LM-SPT: LM-Aligned Semantic Distillation for Speech Tokenization

With the rapid progress of speech language models (SLMs), discrete speech tokens have emerged as a core interface between speech and text, enabling unified modeling across modalities. Recent speech tokenization approaches aim to isolate semantic information from low-level acoustics to better align with language models (LMs). In particular, previous methods use self-supervised learning (SSL) teachers such as HuBERT to extract semantic representations, which are then distilled into a semantic quantizer to suppress acoustic redundancy as well as capture content-related latent structures. However, these tokenizers often operate at relatively high frame rates, producing token sequences significantly longer than their textual counterparts and hindering seamless integration with pretrained LMs. Although recent methods attempt to reduce the token rate by applying uniform average pooling to SSL features, this can over-smooth content-bearing regions and dilute the structural information, thereby potentially limiting the LM alignment. To address this, we propose LM-SPT, an LM-aligned speech tokenization method based on semantic speech-resynthesis distillation. Instead of directly matching teacher and student features via pooling, LM-SPT resynthesizes speech from semantic tokens only and minimizes the discrepancy between representations extracted from the original and resynthesized waveforms using a frozen, LM-aligned speech encoder. This indirect supervision avoids rigid temporal alignment and encourages dedicated semantic units that are more semantically aligned with LMs under reduced frame rates. Experimental results show that the proposed LM-SPT consistently outperforms previous semantic-enhanced speech tokenizers when applied to SLMs for the tasks of automatic speech recognition and text-to-speech, even without compromising the speech reconstruction fidelity at the codec level.

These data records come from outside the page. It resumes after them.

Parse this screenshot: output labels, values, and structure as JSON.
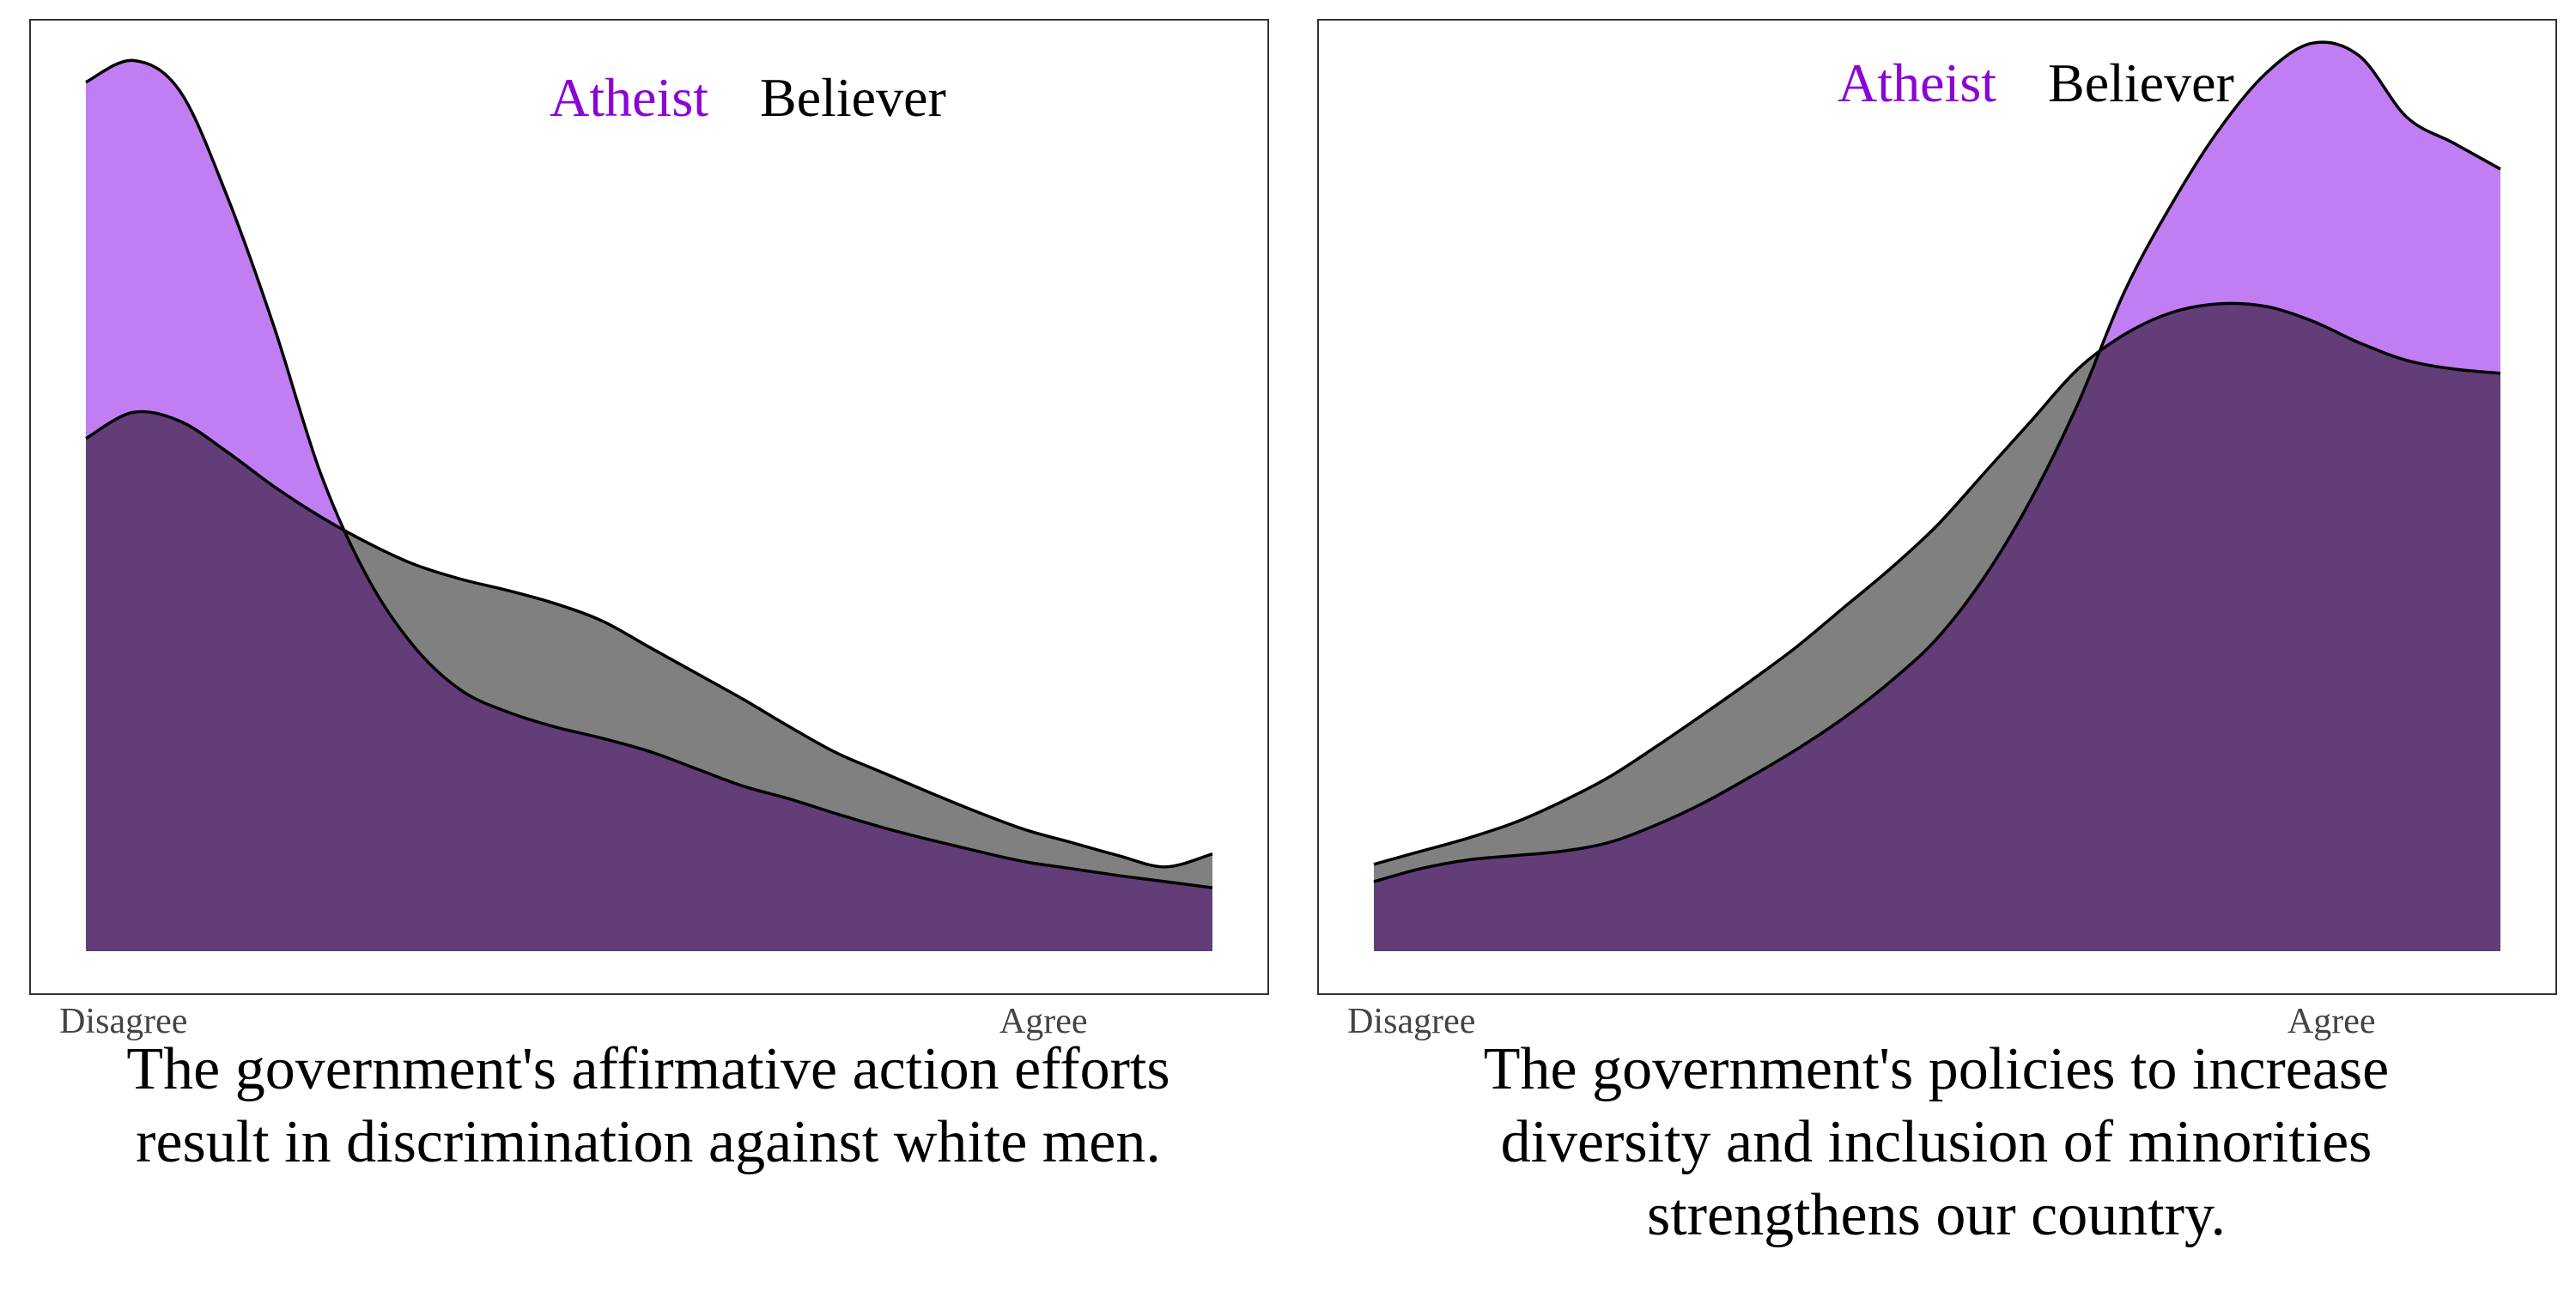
{
  "colors": {
    "atheist_fill": "#c17ef3",
    "believer_fill": "#808080",
    "overlap_fill": "#623d78",
    "atheist_text": "#8a05d6",
    "believer_text": "#000000",
    "outline": "#000000",
    "tick_text": "#444444"
  },
  "chart_data": [
    {
      "type": "area",
      "title": "The government's affirmative action efforts result in discrimination against white men.",
      "title_lines": [
        "The government's affirmative action efforts",
        "result in discrimination against white men."
      ],
      "xlabel": "",
      "ylabel": "",
      "xlim": [
        1,
        7
      ],
      "ylim": [
        0,
        1.06
      ],
      "tick_labels": [
        "Disagree",
        "Agree"
      ],
      "tick_values": [
        1.2,
        6.1
      ],
      "legend": [
        "Atheist",
        "Believer"
      ],
      "legend_position": "top-center",
      "grid": false,
      "x": [
        1.0,
        1.25,
        1.5,
        1.75,
        2.0,
        2.25,
        2.5,
        2.75,
        3.0,
        3.25,
        3.5,
        3.75,
        4.0,
        4.25,
        4.5,
        4.75,
        5.0,
        5.25,
        5.5,
        5.75,
        6.0,
        6.25,
        6.5,
        6.75,
        7.0
      ],
      "series": [
        {
          "name": "Atheist",
          "values": [
            1.0,
            1.025,
            0.99,
            0.87,
            0.72,
            0.55,
            0.43,
            0.35,
            0.3,
            0.275,
            0.258,
            0.245,
            0.23,
            0.21,
            0.19,
            0.175,
            0.158,
            0.142,
            0.128,
            0.115,
            0.103,
            0.095,
            0.087,
            0.08,
            0.073
          ]
        },
        {
          "name": "Believer",
          "values": [
            0.59,
            0.62,
            0.61,
            0.575,
            0.535,
            0.5,
            0.47,
            0.445,
            0.428,
            0.415,
            0.4,
            0.38,
            0.35,
            0.32,
            0.29,
            0.258,
            0.228,
            0.205,
            0.182,
            0.16,
            0.14,
            0.125,
            0.11,
            0.097,
            0.112
          ]
        }
      ]
    },
    {
      "type": "area",
      "title": "The government's policies to increase diversity and inclusion of minorities strengthens our country.",
      "title_lines": [
        "The government's policies to increase",
        "diversity and inclusion of minorities",
        "strengthens our country."
      ],
      "xlabel": "",
      "ylabel": "",
      "xlim": [
        1,
        7
      ],
      "ylim": [
        0,
        1.06
      ],
      "tick_labels": [
        "Disagree",
        "Agree"
      ],
      "tick_values": [
        1.2,
        6.1
      ],
      "legend": [
        "Atheist",
        "Believer"
      ],
      "legend_position": "top-center",
      "grid": false,
      "x": [
        1.0,
        1.25,
        1.5,
        1.75,
        2.0,
        2.25,
        2.5,
        2.75,
        3.0,
        3.25,
        3.5,
        3.75,
        4.0,
        4.25,
        4.5,
        4.75,
        5.0,
        5.25,
        5.5,
        5.75,
        6.0,
        6.25,
        6.5,
        6.75,
        7.0
      ],
      "series": [
        {
          "name": "Atheist",
          "values": [
            0.08,
            0.095,
            0.105,
            0.11,
            0.115,
            0.125,
            0.145,
            0.17,
            0.2,
            0.232,
            0.268,
            0.31,
            0.36,
            0.43,
            0.52,
            0.63,
            0.76,
            0.86,
            0.945,
            1.01,
            1.045,
            1.03,
            0.96,
            0.93,
            0.9
          ]
        },
        {
          "name": "Believer",
          "values": [
            0.1,
            0.115,
            0.13,
            0.148,
            0.172,
            0.2,
            0.235,
            0.272,
            0.31,
            0.35,
            0.395,
            0.44,
            0.49,
            0.55,
            0.61,
            0.67,
            0.71,
            0.735,
            0.745,
            0.742,
            0.725,
            0.7,
            0.68,
            0.67,
            0.665
          ]
        }
      ]
    }
  ]
}
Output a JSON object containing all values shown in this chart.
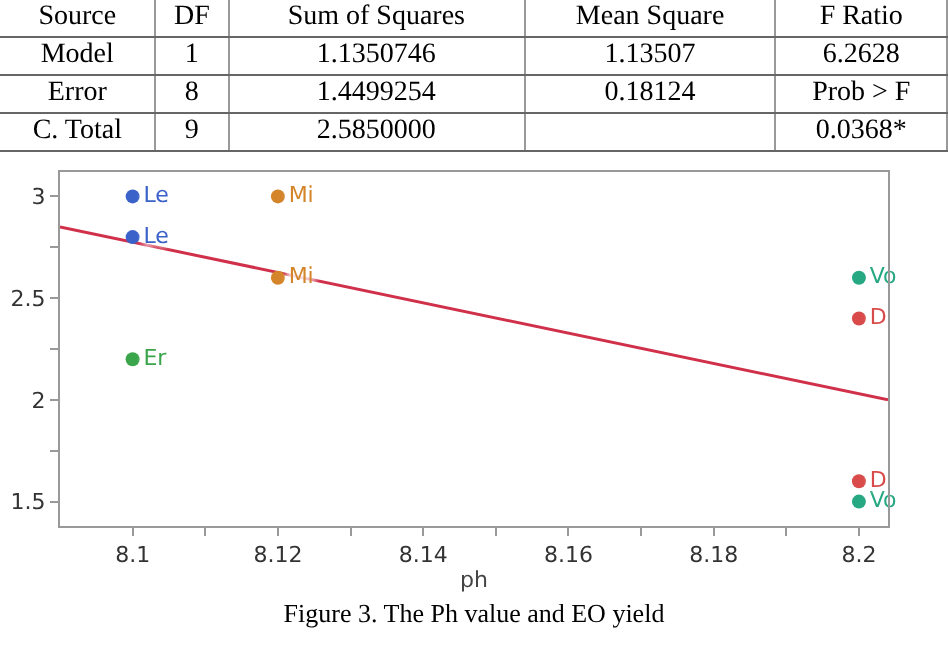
{
  "chart_data": [
    {
      "type": "other",
      "categories": [
        "Source",
        "DF",
        "Sum of Squares",
        "Mean Square",
        "F Ratio"
      ],
      "y_categories": [
        "Model",
        "Error",
        "C. Total"
      ],
      "cell_labels": [
        [
          "1",
          "1.1350746",
          "1.13507",
          "6.2628"
        ],
        [
          "8",
          "1.4499254",
          "0.18124",
          "Prob > F"
        ],
        [
          "9",
          "2.5850000",
          null,
          "0.0368*"
        ]
      ]
    },
    {
      "type": "scatter",
      "xlabel": "ph",
      "annotations": [
        "Figure 3. The Ph value and EO yield"
      ],
      "marker": "circle",
      "grid": false,
      "xlim": [
        8.09,
        8.204
      ],
      "xticks": [
        8.1,
        {
          "value": 8.11,
          "label": null
        },
        8.12,
        {
          "value": 8.13,
          "label": null
        },
        8.14,
        {
          "value": 8.15,
          "label": null
        },
        8.16,
        {
          "value": 8.17,
          "label": null
        },
        8.18,
        {
          "value": 8.19,
          "label": null
        },
        8.2
      ],
      "ylim": [
        1.38,
        3.12
      ],
      "yticks": [
        1.5,
        {
          "value": 1.75,
          "label": null
        },
        2,
        {
          "value": 2.25,
          "label": null
        },
        2.5,
        {
          "value": 2.75,
          "label": null
        },
        3
      ],
      "series": [
        {
          "name": "Le",
          "color": "#3a62c8",
          "x": [
            8.1,
            8.1
          ],
          "values": [
            3.0,
            2.8
          ]
        },
        {
          "name": "Er",
          "color": "#3aa54a",
          "x": [
            8.1
          ],
          "values": [
            2.2
          ]
        },
        {
          "name": "Mi",
          "color": "#d4852a",
          "x": [
            8.12,
            8.12
          ],
          "values": [
            3.0,
            2.6
          ]
        },
        {
          "name": "Vo",
          "color": "#26a882",
          "x": [
            8.2,
            8.2
          ],
          "values": [
            2.6,
            1.5
          ]
        },
        {
          "name": "D",
          "color": "#d94a4a",
          "x": [
            8.2,
            8.2
          ],
          "values": [
            2.4,
            1.6
          ]
        },
        {
          "type": "line",
          "marker": "none",
          "color": "#d0304a",
          "x": [
            8.09,
            8.204
          ],
          "values": [
            2.85,
            2.0
          ]
        }
      ]
    }
  ]
}
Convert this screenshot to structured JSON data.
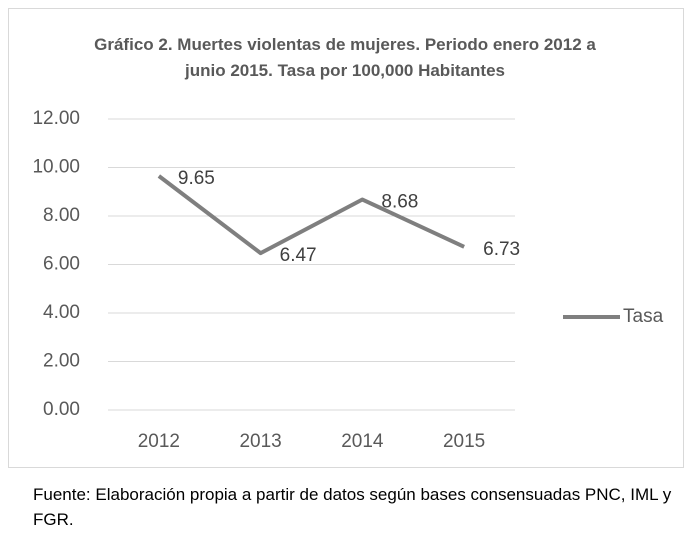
{
  "chart_data": {
    "type": "line",
    "title": "Gráfico 2. Muertes violentas de mujeres. Periodo enero 2012 a junio 2015. Tasa por 100,000 Habitantes",
    "categories": [
      "2012",
      "2013",
      "2014",
      "2015"
    ],
    "series": [
      {
        "name": "Tasa",
        "color": "#7f7f7f",
        "values": [
          9.65,
          6.47,
          8.68,
          6.73
        ]
      }
    ],
    "ylim": [
      0,
      12
    ],
    "yticks": [
      {
        "value": 0,
        "label": "0.00"
      },
      {
        "value": 2,
        "label": "2.00"
      },
      {
        "value": 4,
        "label": "4.00"
      },
      {
        "value": 6,
        "label": "6.00"
      },
      {
        "value": 8,
        "label": "8.00"
      },
      {
        "value": 10,
        "label": "10.00"
      },
      {
        "value": 12,
        "label": "12.00"
      }
    ],
    "grid": true,
    "legend": "right",
    "source": "Fuente: Elaboración propia a partir de datos según bases consensuadas PNC, IML y FGR."
  }
}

翻译：随着语音语言模型（SLMs）的快速发展，离散语音分词已成为语音与文本之间的核心接口，能够实现跨模态的统一建模。近期语音分词方法旨在分离语义信息与低级声学特征，以更好地与语言模型（LMs）对齐。具体而言，先前方法利用HuBERT等自监督学习（SSL）教师模型提取语义表示，随后将其蒸馏至语义量化器中，以抑制声学冗余并捕捉与内容相关的潜在结构。然而，这些分词器通常以较高的帧率运行，生成长度显著长于文本对应物的词元序列，阻碍了与预训练LMs的无缝集成。尽管近期方法尝试通过对SSL特征应用均匀平均池化来降低词元速率，但这可能导致内容相关区域的过平滑化并稀释结构信息，从而可能限制LM对齐效果。为解决此问题，我们提出LM-SPT——一种基于语义语音重合成蒸馏的LM对齐语音分词方法。与通过池化直接匹配教师与学生特征不同，LM-SPT仅从语义词元重合成语音，并利用冻结的LM对齐语音编码器最小化从原始波形与重合成波形提取的表示之间的差异。这种间接监督避免了严格的时间对齐，并促使在降低帧率条件下形成与LMs更具语义对齐性的专用语义单元。实验结果表明，在自动语音识别与文本转语音任务中应用SLMs时，所提出的LM-SPT在解码器层面不牺牲语音重建保真度的情况下，始终优于先前的语义增强型语音分词器。